Olharam-se.
Foi um olhar material, como se os raios invisíveis emitidos por cada um se misturassem no ar, fundindo-se, encorpando-se, tornando-se palpáveis. E ao olhar mútuo seguiu-se o sorriso, também de parte a parte.
Começou assim. Estavam ambos num país desconhecido, num universo distante de suas vidas, por motivos diferentes, que não tinham qualquer importância.
O olhar foi mútuo, mas foi ela quem se aproximou. Era talvez mais atirada do que ele. E o olhar e o sorriso se transformaram em palavras. Estavam à porta de um ônibus de excursão, cercado de uma algaravia de diversas línguas, e aquela massa de sons estranhos se fechou em torno deles como se os abraçasse, indulgência plena que lhes era anunciada. Sabiam que aquele era um território neutro, onde tudo poderia acontecer.
Na praça, o cheiro de iguarias exóticas impregnava o ar. Mulheres de turbantes coloridos conversavam num dialeto desconhecido, com estalares de língua que pareciam falar de sabores, gostos. Eles acharam graça naquilo. Só eles, ninguém mais.
Sorriram.
Em torno, as construções tinham em suas paredes o tom ocre do deserto, e as janelas em arco deixavam entrever pedaços de vidas, histórias, na penumbra das casas. A praça fervilhava de gente e, em meio aos temperos e hortaliças, vendiam-se também bugigangas, antiguidades, pratarias, panelas. Aquele universo caótico os convidava. Misturados à multidão, deixaram-se arrastar pela torrente de sons, cores, formas, distanciando-se do grupo.
Tocaram-se.
Suas mãos amoldaram-se uma à outra, dedos, pele, palma que pareciam fundir-se como haviam feito pouco antes seus olhares. Aquelas mãos tinham uma história própria, uma história sábia, antiga, independente deles. Não se largaram mais.

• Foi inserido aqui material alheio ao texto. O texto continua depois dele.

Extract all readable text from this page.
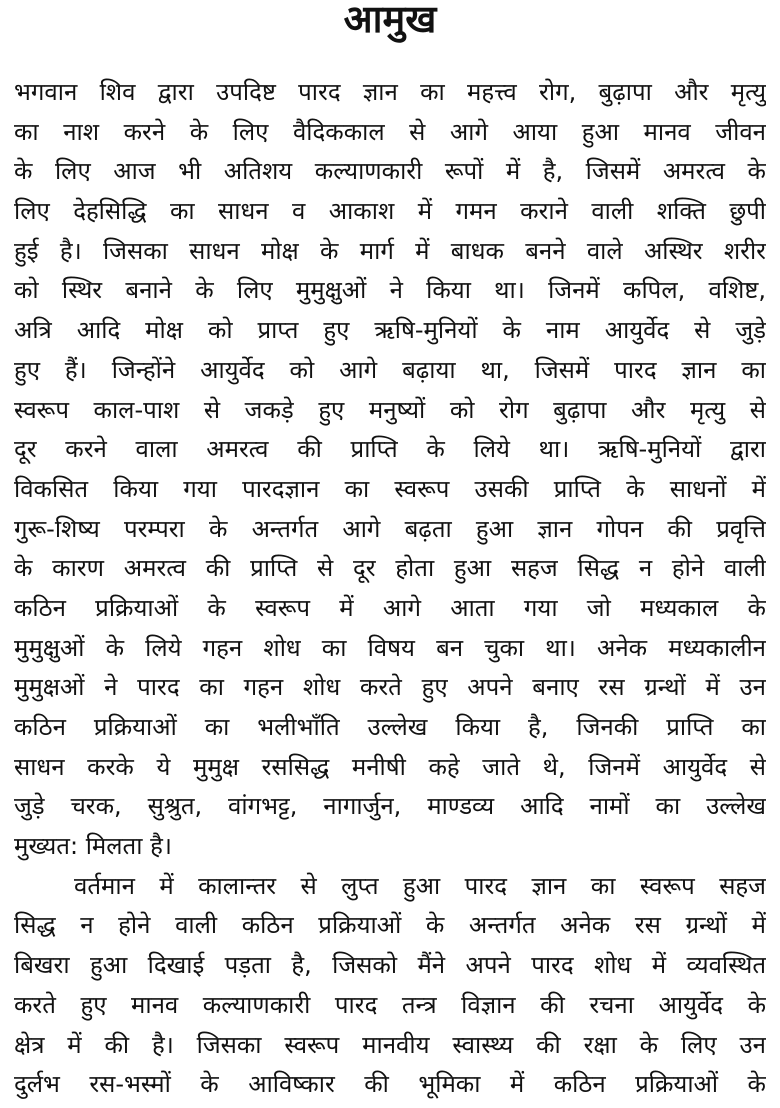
आमुख
भगवान शिव द्वारा उपदिष्ट पारद ज्ञान का महत्त्व रोग, बुढ़ापा और मृत्यु
का नाश करने के लिए वैदिककाल से आगे आया हुआ मानव जीवन
के लिए आज भी अतिशय कल्याणकारी रूपों में है, जिसमें अमरत्व के
लिए देहसिद्धि का साधन व आकाश में गमन कराने वाली शक्ति छुपी
हुई है। जिसका साधन मोक्ष के मार्ग में बाधक बनने वाले अस्थिर शरीर
को स्थिर बनाने के लिए मुमुक्षुओं ने किया था। जिनमें कपिल, वशिष्ट,
अत्रि आदि मोक्ष को प्राप्त हुए ऋषि-मुनियों के नाम आयुर्वेद से जुड़े
हुए हैं। जिन्होंने आयुर्वेद को आगे बढ़ाया था, जिसमें पारद ज्ञान का
स्वरूप काल-पाश से जकड़े हुए मनुष्यों को रोग बुढ़ापा और मृत्यु से
दूर करने वाला अमरत्व की प्राप्ति के लिये था। ऋषि-मुनियों द्वारा
विकसित किया गया पारदज्ञान का स्वरूप उसकी प्राप्ति के साधनों में
गुरू-शिष्य परम्परा के अन्तर्गत आगे बढ़ता हुआ ज्ञान गोपन की प्रवृत्ति
के कारण अमरत्व की प्राप्ति से दूर होता हुआ सहज सिद्ध न होने वाली
कठिन प्रक्रियाओं के स्वरूप में आगे आता गया जो मध्यकाल के
मुमुक्षुओं के लिये गहन शोध का विषय बन चुका था। अनेक मध्यकालीन
मुमुक्षओं ने पारद का गहन शोध करते हुए अपने बनाए रस ग्रन्थों में उन
कठिन प्रक्रियाओं का भलीभाँति उल्लेख किया है, जिनकी प्राप्ति का
साधन करके ये मुमुक्ष रससिद्ध मनीषी कहे जाते थे, जिनमें आयुर्वेद से
जुड़े चरक, सुश्रुत, वांगभट्ट, नागार्जुन, माण्डव्य आदि नामों का उल्लेख
मुख्यत: मिलता है।
वर्तमान में कालान्तर से लुप्त हुआ पारद ज्ञान का स्वरूप सहज
सिद्ध न होने वाली कठिन प्रक्रियाओं के अन्तर्गत अनेक रस ग्रन्थों में
बिखरा हुआ दिखाई पड़ता है, जिसको मैंने अपने पारद शोध में व्यवस्थित
करते हुए मानव कल्याणकारी पारद तन्त्र विज्ञान की रचना आयुर्वेद के
क्षेत्र में की है। जिसका स्वरूप मानवीय स्वास्थ्य की रक्षा के लिए उन
दुर्लभ रस-भस्मों के आविष्कार की भूमिका में कठिन प्रक्रियाओं के
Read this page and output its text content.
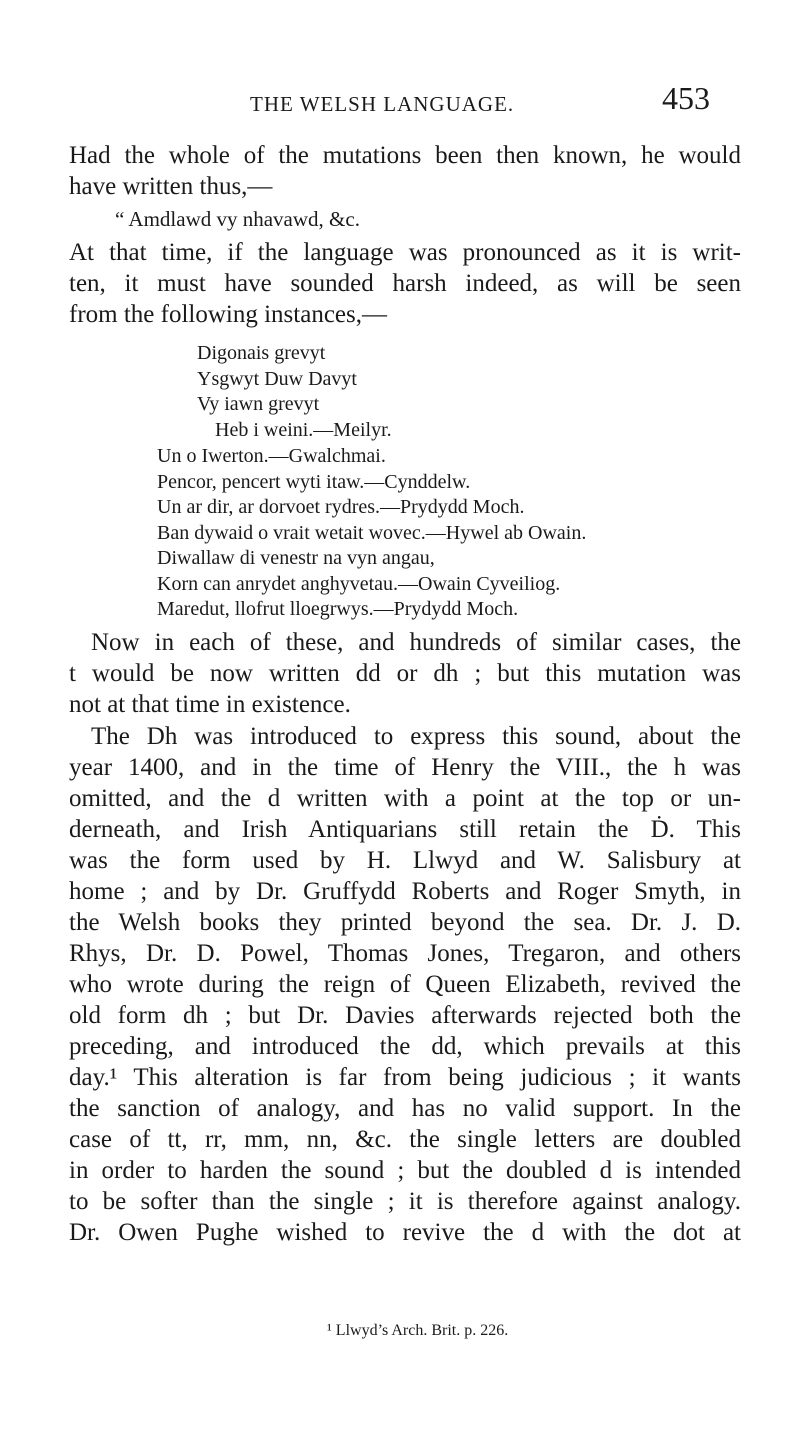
THE WELSH LANGUAGE.	453

Had the whole of the mutations been then known, he would
have written thus,—

“ Amdlawd vy nhavawd, &c.

At that time, if the language was pronounced as it is writ-
ten, it must have sounded harsh indeed, as will be seen
from the following instances,—

Digonais grevyt
Ysgwyt Duw Davyt
Vy iawn grevyt
Heb i weini.—Meilyr.

Un o Iwerton.—Gwalchmai.
Pencor, pencert wyti itaw.—Cynddelw.
Un ar dir, ar dorvoet rydres.—Prydydd Moch.
Ban dywaid o vrait wetait wovec.—Hywel ab Owain.
Diwallaw di venestr na vyn angau,
Korn can anrydet anghyvetau.—Owain Cyveiliog.
Maredut, llofrut lloegrwys.—Prydydd Moch.

Now in each of these, and hundreds of similar cases, the
t would be now written dd or dh ; but this mutation was
not at that time in existence.

The Dh was introduced to express this sound, about the
year 1400, and in the time of Henry the VIII., the h was
omitted, and the d written with a point at the top or un-
derneath, and Irish Antiquarians still retain the Ḋ. This
was the form used by H. Llwyd and W. Salisbury at
home ; and by Dr. Gruffydd Roberts and Roger Smyth, in
the Welsh books they printed beyond the sea. Dr. J. D.
Rhys, Dr. D. Powel, Thomas Jones, Tregaron, and others
who wrote during the reign of Queen Elizabeth, revived the
old form dh ; but Dr. Davies afterwards rejected both the
preceding, and introduced the dd, which prevails at this
day.¹ This alteration is far from being judicious ; it wants
the sanction of analogy, and has no valid support. In the
case of tt, rr, mm, nn, &c. the single letters are doubled
in order to harden the sound ; but the doubled d is intended
to be softer than the single ; it is therefore against analogy.
Dr. Owen Pughe wished to revive the d with the dot at

¹ Llwyd’s Arch. Brit. p. 226.
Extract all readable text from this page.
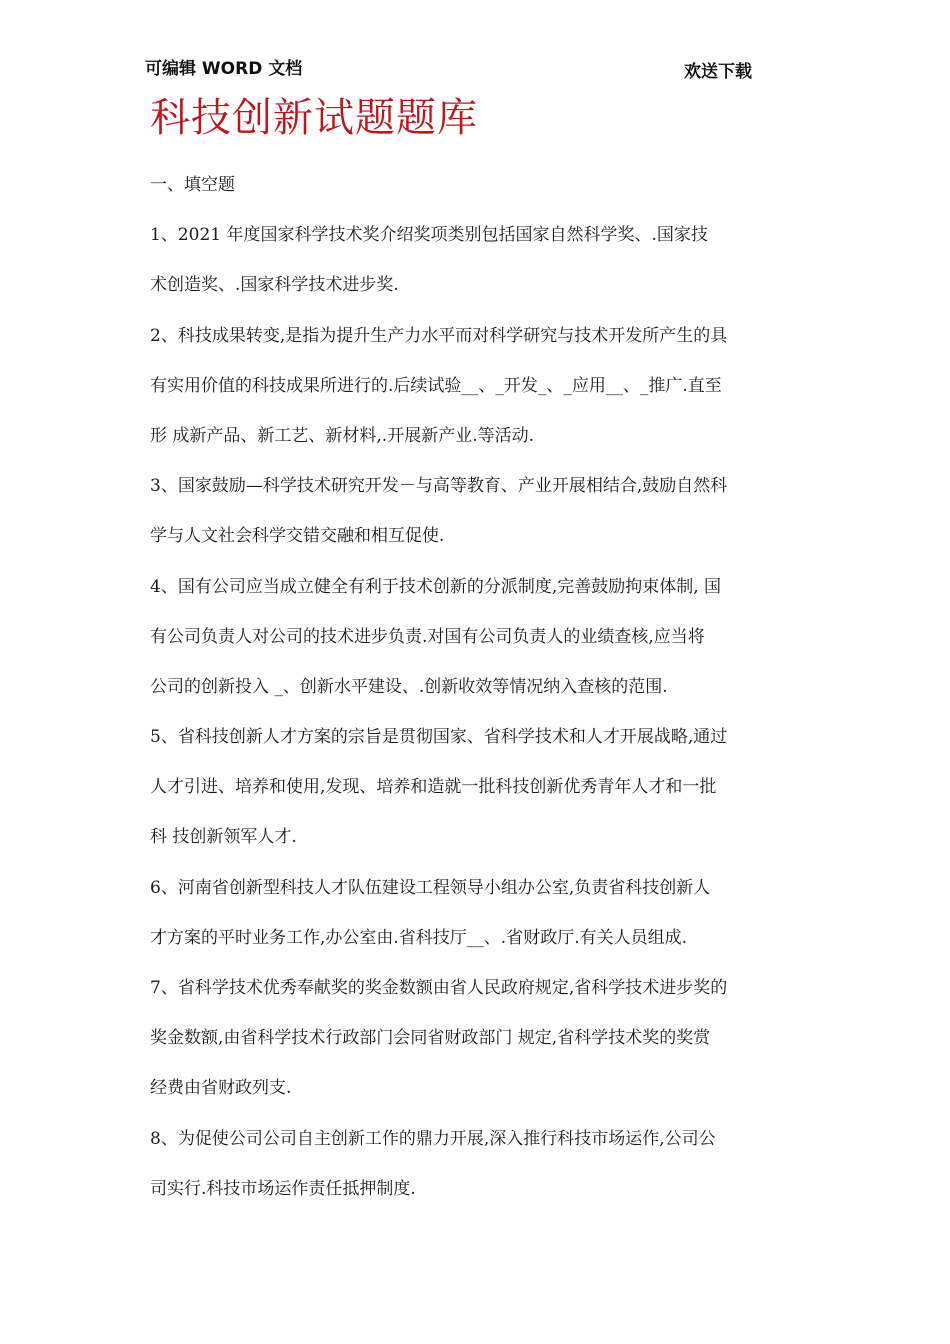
可编辑 WORD 文档	欢送下载
科技创新试题题库
一、填空题
1、2021 年度国家科学技术奖介绍奖项类别包括国家自然科学奖、.国家技
术创造奖、.国家科学技术进步奖.
2、科技成果转变,是指为提升生产力水平而对科学研究与技术开发所产生的具
有实用价值的科技成果所进行的.后续试验__、_开发_、_应用__、_推广.直至
形 成新产品、新工艺、新材料,.开展新产业.等活动.
3、国家鼓励—科学技术研究开发－与高等教育、产业开展相结合,鼓励自然科
学与人文社会科学交错交融和相互促使.
4、国有公司应当成立健全有利于技术创新的分派制度,完善鼓励拘束体制, 国
有公司负责人对公司的技术进步负责.对国有公司负责人的业绩查核,应当将
公司的创新投入 _、创新水平建设、.创新收效等情况纳入查核的范围.
5、省科技创新人才方案的宗旨是贯彻国家、省科学技术和人才开展战略,通过
人才引进、培养和使用,发现、培养和造就一批科技创新优秀青年人才和一批
科 技创新领军人才.
6、河南省创新型科技人才队伍建设工程领导小组办公室,负责省科技创新人
才方案的平时业务工作,办公室由.省科技厅__、.省财政厅.有关人员组成.
7、省科学技术优秀奉献奖的奖金数额由省人民政府规定,省科学技术进步奖的
奖金数额,由省科学技术行政部门会同省财政部门 规定,省科学技术奖的奖赏
经费由省财政列支.
8、为促使公司公司自主创新工作的鼎力开展,深入推行科技市场运作,公司公
司实行.科技市场运作责任抵押制度.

Entrelaçadas, as mãos levaram-nos a passear pela feira, pela praça, pelas ruelas em torno. Entrelaçadas, conduziram-nos de volta ao ônibus, de onde saltariam depois. Naturalmente juntas, levaram-nos através da porta do hotel e escadas acima – para o quarto.
Amaram-se.
Amaram-se sabendo – tinham perfeita consciência disso, o tempo todo – sabendo que seu amor estava circunscrito àquela hora e lugar, que uma vez cessado o momento seria impossível tentar revivê-lo.
Sabiam.
Tentar seria um erro. Fora dali, aquele amor seria uma estrela-do-mar, que brilha como prata contra a areia do fundo, mas que, retirada da água, perde o viço, a cor, o brilho – morre em nossas mãos.